To Perform Data Visualization on the given dataset and save the data to a file.
Data visualization is the graphical representation of information and data. By using visual elements like charts, graphs, and maps, data visualization tools provide an accessible way to see and understand trends, outliers, and patterns in data.
Read the given Data
Clean the Data Set using Data Cleaning Process
Apply Feature generation and selection techniques to all the features of the data set
Apply data visualization techniques to identify the patterns of the data.
NAME: Vijay Ganesh N
Register Number : 212221040177
#Import required libraries
import pandas as pd
import seaborn as sns
import matplotlib.pyplot as plt
#Load the dataset
df = pd.read_csv('Superstore2.csv', encoding='unicode_escape')
#Data Cleaning: Drop unnecessary columns
df.drop(['Row ID', 'Order ID', 'Ship Date', 'Customer ID', 'Postal Code', 'Product ID'], axis=1, inplace=True)
#Feature Generation: Extract Year and Month from Order Date
df['Year'] = pd.DatetimeIndex(df['Order Date']).year
df['Month'] = pd.DatetimeIndex(df['Order Date']).month_name()
#1. Which Segment has Highest sales?
segment_sales = df.groupby('Segment')['Sales'].sum().reset_index()
plt.figure(figsize=(8,5))
sns.barplot(x='Segment', y='Sales', data=segment_sales)
plt.title('Segment-wise Sales')
plt.show()
#2. Which City has Highest profit?
city_profit = df.groupby('City')['Profit'].sum().reset_index().sort_values(by='Profit', ascending=False)
plt.figure(figsize=(12,8))
sns.barplot(x='City', y='Profit', data=city_profit.head(10))
plt.title('Top 10 Cities by Profit')
plt.show()
#3. Which ship mode is profitable?
shipmode_profit = df.groupby('Ship Mode')['Profit'].sum().reset_index()
plt.figure(figsize=(8,5))
sns.barplot(x='Ship Mode', y='Profit', data=shipmode_profit)
plt.title('Ship Mode-wise Profit')
plt.show()
#4. Sales of the product based on region
region_sales = df.groupby('Region')['Sales'].sum().reset_index()
plt.figure(figsize=(8,5))
sns.barplot(x='Region', y='Sales', data=region_sales)
plt.title('Region-wise Sales')
plt.show()
#5. Find the relation between sales and profit
plt.figure(figsize=(8,5))
sns.scatterplot(x='Sales', y='Profit', data=df)

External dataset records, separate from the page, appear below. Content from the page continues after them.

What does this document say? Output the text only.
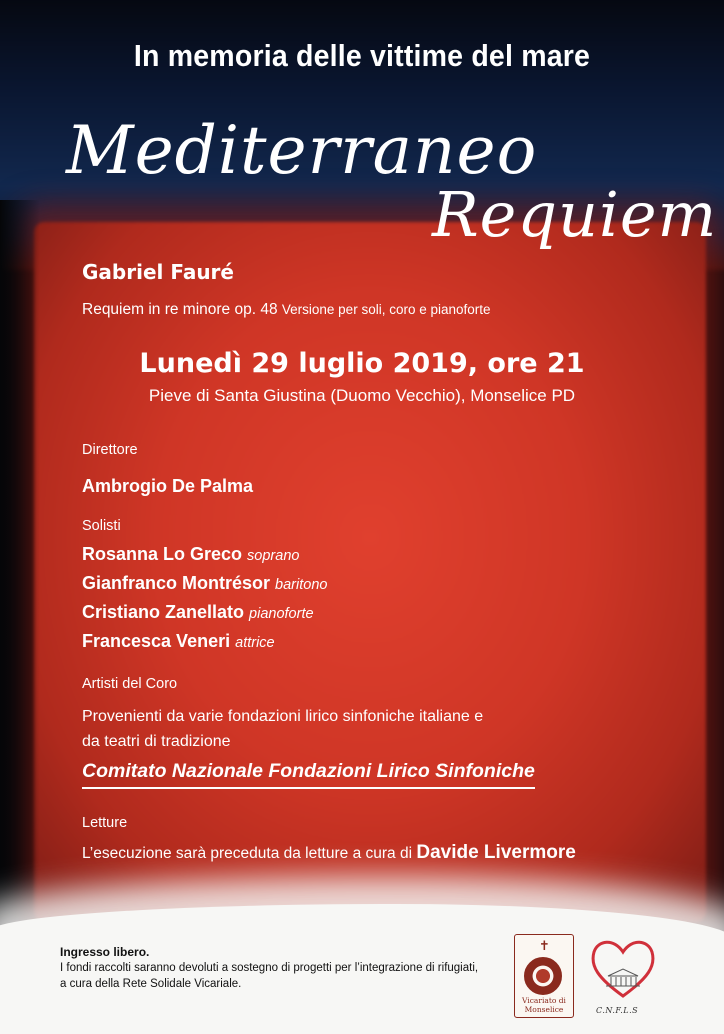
In memoria delle vittime del mare
Mediterraneo
Requiem
Gabriel Fauré
Requiem in re minore op. 48 Versione per soli, coro e pianoforte
Lunedì 29 luglio 2019, ore 21
Pieve di Santa Giustina (Duomo Vecchio), Monselice PD
Direttore
Ambrogio De Palma
Solisti
Rosanna Lo Greco soprano
Gianfranco Montrésor baritono
Cristiano Zanellato pianoforte
Francesca Veneri attrice
Artisti del Coro
Provenienti da varie fondazioni lirico sinfoniche italiane e
da teatri di tradizione
Comitato Nazionale Fondazioni Lirico Sinfoniche
Letture
L’esecuzione sarà preceduta da letture a cura di Davide Livermore
Ingresso libero.
I fondi raccolti saranno devoluti a sostegno di progetti per l’integrazione di rifugiati,
a cura della Rete Solidale Vicariale.
✝
Vicariato di
Monselice	C.N.F.L.S
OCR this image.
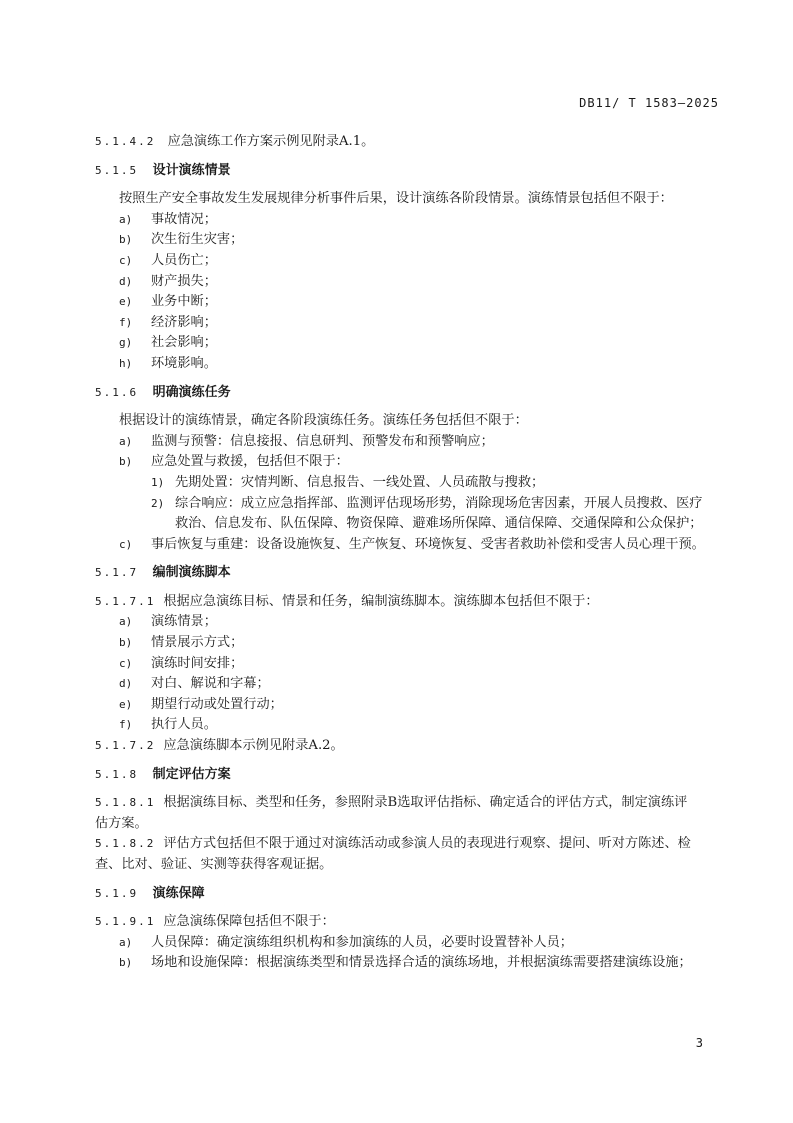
DB11/ T 1583—2025

5.1.4.2 应急演练工作方案示例见附录A.1。

5.1.5 设计演练情景

按照生产安全事故发生发展规律分析事件后果，设计演练各阶段情景。演练情景包括但不限于：

a)	事故情况；

b)	次生衍生灾害；

c)	人员伤亡；

d)	财产损失；

e)	业务中断；

f)	经济影响；

g)	社会影响；

h)	环境影响。

5.1.6 明确演练任务

根据设计的演练情景，确定各阶段演练任务。演练任务包括但不限于：

a)	监测与预警：信息接报、信息研判、预警发布和预警响应；

b)	应急处置与救援，包括但不限于：

1) 先期处置：灾情判断、信息报告、一线处置、人员疏散与搜救；

2) 综合响应：成立应急指挥部、监测评估现场形势，消除现场危害因素，开展人员搜救、医疗救治、信息发布、队伍保障、物资保障、避难场所保障、通信保障、交通保障和公众保护；

c)	事后恢复与重建：设备设施恢复、生产恢复、环境恢复、受害者救助补偿和受害人员心理干预。

5.1.7 编制演练脚本

5.1.7.1 根据应急演练目标、情景和任务，编制演练脚本。演练脚本包括但不限于：

a)	演练情景；

b)	情景展示方式；

c)	演练时间安排；

d)	对白、解说和字幕；

e)	期望行动或处置行动；

f)	执行人员。

5.1.7.2 应急演练脚本示例见附录A.2。

5.1.8 制定评估方案

5.1.8.1 根据演练目标、类型和任务，参照附录B选取评估指标、确定适合的评估方式，制定演练评

估方案。

5.1.8.2 评估方式包括但不限于通过对演练活动或参演人员的表现进行观察、提问、听对方陈述、检

查、比对、验证、实测等获得客观证据。

5.1.9 演练保障

5.1.9.1 应急演练保障包括但不限于：

a)	人员保障：确定演练组织机构和参加演练的人员，必要时设置替补人员；

b)	场地和设施保障：根据演练类型和情景选择合适的演练场地，并根据演练需要搭建演练设施；

3
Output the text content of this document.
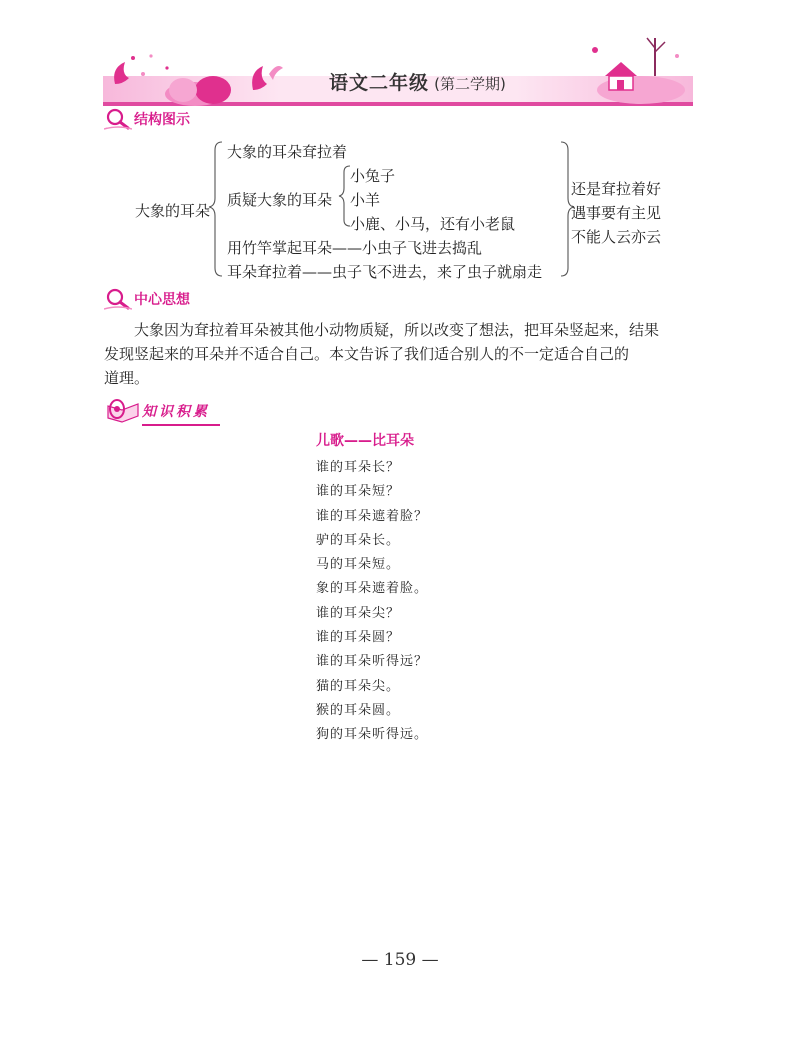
语文二年级 (第二学期)
结构图示
大象的耳朵
大象的耳朵耷拉着
质疑大象的耳朵
小兔子
小羊
小鹿、小马，还有小老鼠
用竹竿掌起耳朵——小虫子飞进去捣乱
耳朵耷拉着——虫子飞不进去，来了虫子就扇走
还是耷拉着好
遇事要有主见
不能人云亦云
中心思想
大象因为耷拉着耳朵被其他小动物质疑，所以改变了想法，把耳朵竖起来，结果
发现竖起来的耳朵并不适合自己。本文告诉了我们适合别人的不一定适合自己的
道理。
知识积累
儿歌——比耳朵
谁的耳朵长？
谁的耳朵短？
谁的耳朵遮着脸？
驴的耳朵长。
马的耳朵短。
象的耳朵遮着脸。
谁的耳朵尖？
谁的耳朵圆？
谁的耳朵听得远？
猫的耳朵尖。
猴的耳朵圆。
狗的耳朵听得远。
— 159 —
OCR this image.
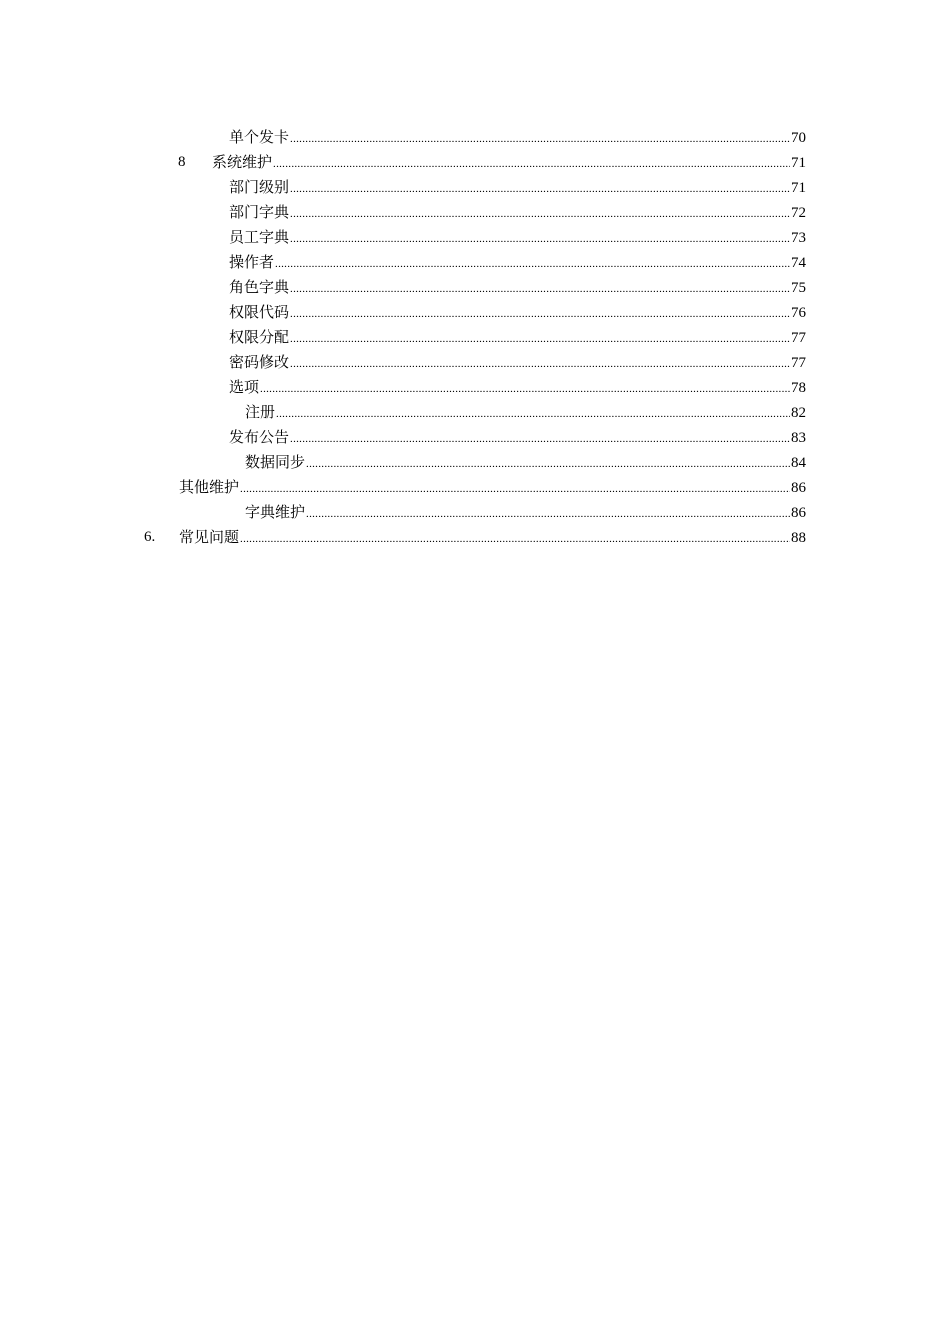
单个发卡 .....	70
8 系统维护 .....	71
部门级别 .....	71
部门字典 .....	72
员工字典 .....	73
操作者 .....	74
角色字典 .....	75
权限代码 .....	76
权限分配 .....	77
密码修改 .....	77
选项 .....	78
注册 .....	82
发布公告 .....	83
数据同步 .....	84
其他维护 .....	86
字典维护 .....	86
6. 常见问题 .....	88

plt.title('Sales vs. Profit')
plt.show()
#6. Find the relation between sales and profit based on the following category.
#i) Segment
segment_sales_profit = df.groupby('Segment')['Sales', 'Profit'].mean().reset_index()
plt.figure(figsize=(8,5))
sns.barplot(x='Segment', y='Sales', data=segment_sales_profit, color='blue', alpha=0.5, label='Sales')
sns.barplot(x='Segment', y='Profit', data=segment_sales_profit, color='green', alpha=0.5, label='Profit')
plt.title('Segment-wise Sales and Profit')
plt.legend()
plt.show()
#ii) City
city_sales_profit = df.groupby('City')['Sales', 'Profit'].mean().reset_index().sort_values(by='Profit', ascending=False).head(10)
plt.figure(figsize=(12,8))
sns.barplot(x='City', y='Sales', data=city_sales_profit, color='blue', alpha=0.5, label='Sales')
sns.barplot(x='City', y='Profit', data=city_sales_profit, color='green', alpha=0.5, label='Profit')
plt.title('Top 10 Cities by Sales and Profit')
plt.legend()
plt.show()
#iii) States
plt.figure(figsize=(8,5))
sns.scatterplot(x='Sales', y='Profit', hue='State', data=df)
plt.title('Sales vs. Profit based on State')
plt.show()
#iv) Segment and Ship Mode
plt.figure(figsize=(8,5))
sns.scatterplot(x='Sales', y='Profit', hue='Segment', style='Ship Mode', data=df)
plt.title('Sales vs. Profit based on Segment and Ship Mode')
plt.show()
#v) Segment, Ship mode and Region
plt.figure(figsize=(8,5))
sns.scatterplot(x='Sales', y='Profit', hue='Segment', style='Ship Mode', size='Region', data=df)
plt.title('Sales vs. Profit based on Segment, Ship Mode and Region')
plt.show()
Hence the data visualization method for the given dataset applied successfully.